Owen, your own article is confused, and you answer your own questions, full opposition to the budget would involved going into opposition, but there is no role for opposition in the current system, it would have to be created, and to be realistic 17 MLAs out of 108 is not strong enough to manufacture that role at present.
Therefore the current position of abstaining on the budget is the only real option, and as we can see bit by bit it is falling apart as it is clear the figures, few as they are, down add up.
With regards Tom and Mikes views, probably both are right to an extent, but Tom more-so in that even if it was 99% media spin and 1% reality, taking on the media rarely if ever works, Mike should know that and maybe he knows just how much you can push it.
As for election "pacts" all sorts of official and unofficial agreements are needed under the STV system, not jut with the DUP but say at times with the SDLP in South Down and who knows even with SF if dissidents became an electoral threat someday!

Chekov said...

God DR. You do send yourself jumping through logical hoops after the UUP rabbit.

Whether the UUP chooses to go into opposition or not, and you repeat the difficulties which I raise, there is a serious problem if the party is perceived to set out its stall on the budget one minute and then change its mind the next. You can go through all the 'oh but we actually said this and it was misinterpreted' stuff if you like, but that was the impression given. So the UUP is abstaining. Well, whether you like it or not, and whether it's the party's fault or not, that's makes it look impotent.

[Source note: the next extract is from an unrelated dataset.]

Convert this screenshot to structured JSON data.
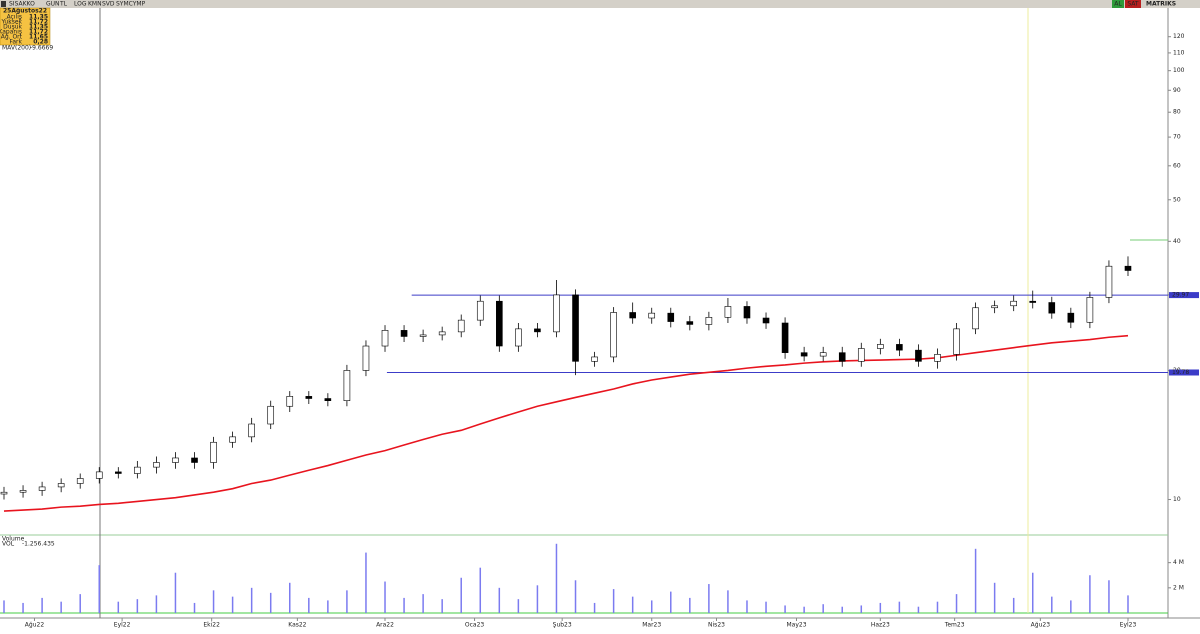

The BT added the byline about opposition being the only option. I didn't say that. I said that the party had to resolve the conundrum of having powerless ministers in government. I acknowledged that that's treacherously difficult, but I suggest that being all over the place on issues like the budget certainly doesn't help!

As for Mike Nesbitt, just how far you can push it? Push it why? To what avail? To sound paranoid or as if you're in denial? If media treatment of the UUP isn't kind, it's because there are so many opportunities. If you miss one crisis then the next one will be along in a minute.

By the way tactical voting is not the same as striking a specific agreement with a party. That's a pretty silly and, may I say it, a confused point.

Belfast Gonzo said...

Take it you've seen this?:

http://mikenesbitt.co.uk/2011/02/09/shoot-the-messenger/

thedissenter said...

There is plenty of room within 'the system' for opposition, simply no money or 'official' place within the current structures. All it takes to be in opposition is principle.

Chekov said...

I have Gonzo. An interesting response to quite a wide ranging critique on the UUP. Mike's obviously most exercised by the sentence devoted to him.

Anonymous said...

MN has history, he denied TE said anything about the GAA and Gays then it was found out to be true. Now he says he didn't criticise the press when he obviously did.

He could get himself a reputation if he isn't careful.

Mike said...

Just been watching Hearts & Minds, Michael McGimpsey being interviewed by Noel Thompson.

More than once, under Thompson's challenge of inaction, McGimpsey trumpets the reduction of 19 Health Trusts down to 6 as an example of how he has introduced major reform rather than avoiding it.

- November 2005 - Shaun Woodward (Health Minister) announces the Health part of RPA, chief among which was that 19 Trusts would come down to 6
- 1 April 2007 - the 19 old Trusts are dissolved, and the new 6 Trusts come into being. (still under direct rule, the Minister being Paul Goggins)
- 13 April 2007 - Michael McGimpsey named as the UUP's choice for Health Minister when devolution is restored
- 8 May 2007 - devolution restored and McGimpsey takes office as Health Minister.

Is McGimpsey trying to mislead the people into thinking he achieved a major reform that was actually planned, carried out and completed under direct rule?